Assembly time. Easy enough. This time I filled the dosa and then carefully folded them back on themselves. Put the seam side down on the plate. Top with gunpowder chutney, your cucumber mint raita, and finally a little cilantro for freshness and color.


As much as I dragged my feet and pounded my fists about a Vegan challenge, this turned out really well. I think that Indians have figured out how to eat meatless much better than people in the rest of the world. Nothing in this meal is trying to be something else. No tofurkey, bean sausage, or anything else imitation. The second, vegetarian version was something I will probably make again.
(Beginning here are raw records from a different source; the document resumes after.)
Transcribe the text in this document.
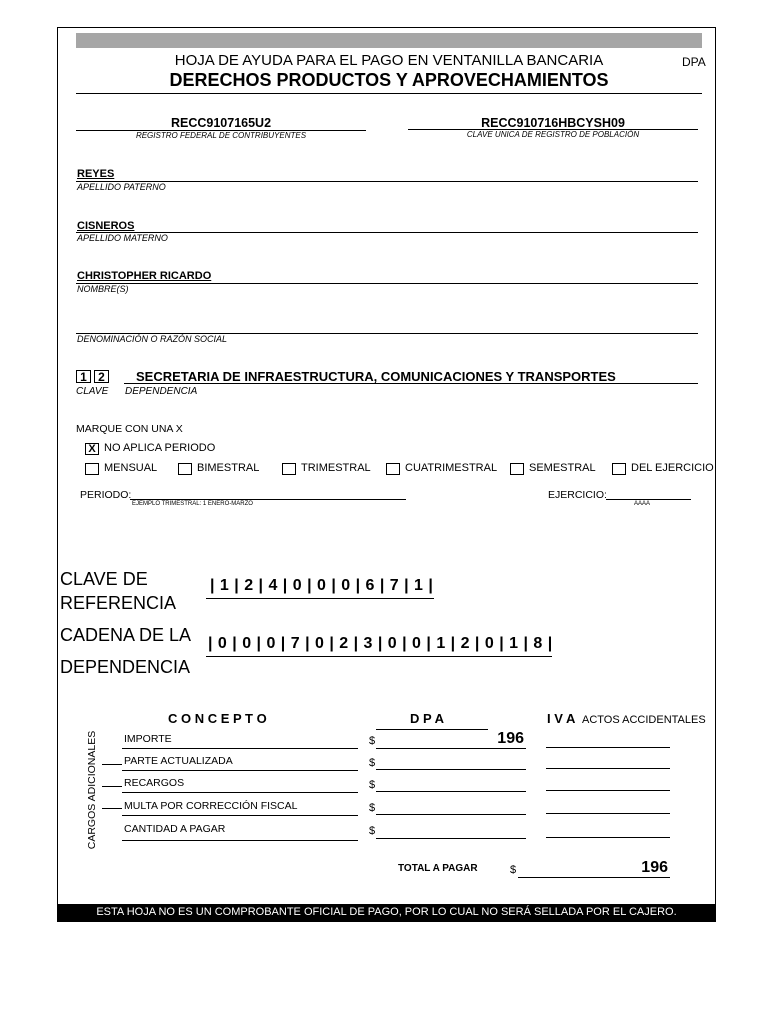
HOJA DE AYUDA PARA EL PAGO EN VENTANILLA BANCARIA	DPA
DERECHOS PRODUCTOS Y APROVECHAMIENTOS
RECC9107165U2
REGISTRO FEDERAL DE CONTRIBUYENTES
RECC910716HBCYSH09
CLAVE UNICA DE REGISTRO DE POBLACIÓN
REYES
APELLIDO PATERNO
CISNEROS
APELLIDO MATERNO
CHRISTOPHER RICARDO
NOMBRE(S)
DENOMINACIÓN O RAZÓN SOCIAL
1 2	SECRETARIA DE INFRAESTRUCTURA, COMUNICACIONES Y TRANSPORTES
CLAVE DEPENDENCIA
MARQUE CON UNA X
X NO APLICA PERIODO
MENSUAL	BIMESTRAL	TRIMESTRAL	CUATRIMESTRAL	SEMESTRAL	DEL EJERCICIO
PERIODO:
EJEMPLO TRIMESTRAL: 1 ENERO-MARZO
EJERCICIO:
AAAA
CLAVE DE
REFERENCIA
| 1 | 2 | 4 | 0 | 0 | 0 | 6 | 7 | 1 |
CADENA DE LA
DEPENDENCIA
| 0 | 0 | 0 | 7 | 0 | 2 | 3 | 0 | 0 | 1 | 2 | 0 | 1 | 8 |
C O N C E P T O	D P A	I V A ACTOS ACCIDENTALES
CARGOS ADICIONALES IMPORTE	$	196
PARTE ACTUALIZADA	$
RECARGOS	$
MULTA POR CORRECCIÓN FISCAL	$
CANTIDAD A PAGAR	$
TOTAL A PAGAR	$	196
ESTA HOJA NO ES UN COMPROBANTE OFICIAL DE PAGO, POR LO CUAL NO SERÁ SELLADA POR EL CAJERO.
I actually pride myself on being somewhat a caveman. Killing an animal and cooking it over an open fire is a spiritual thing for me. That being said, those that choose a vegetarian or vegan diet for religious reasons have my respect.
Thank you Debyi for a very interesting challenge. Not only did you challenge my kitchen skills but also my thinking in many ways. Every single month, Daring Cooks teaches me something new. Most of the time it has very little to do with the recipe.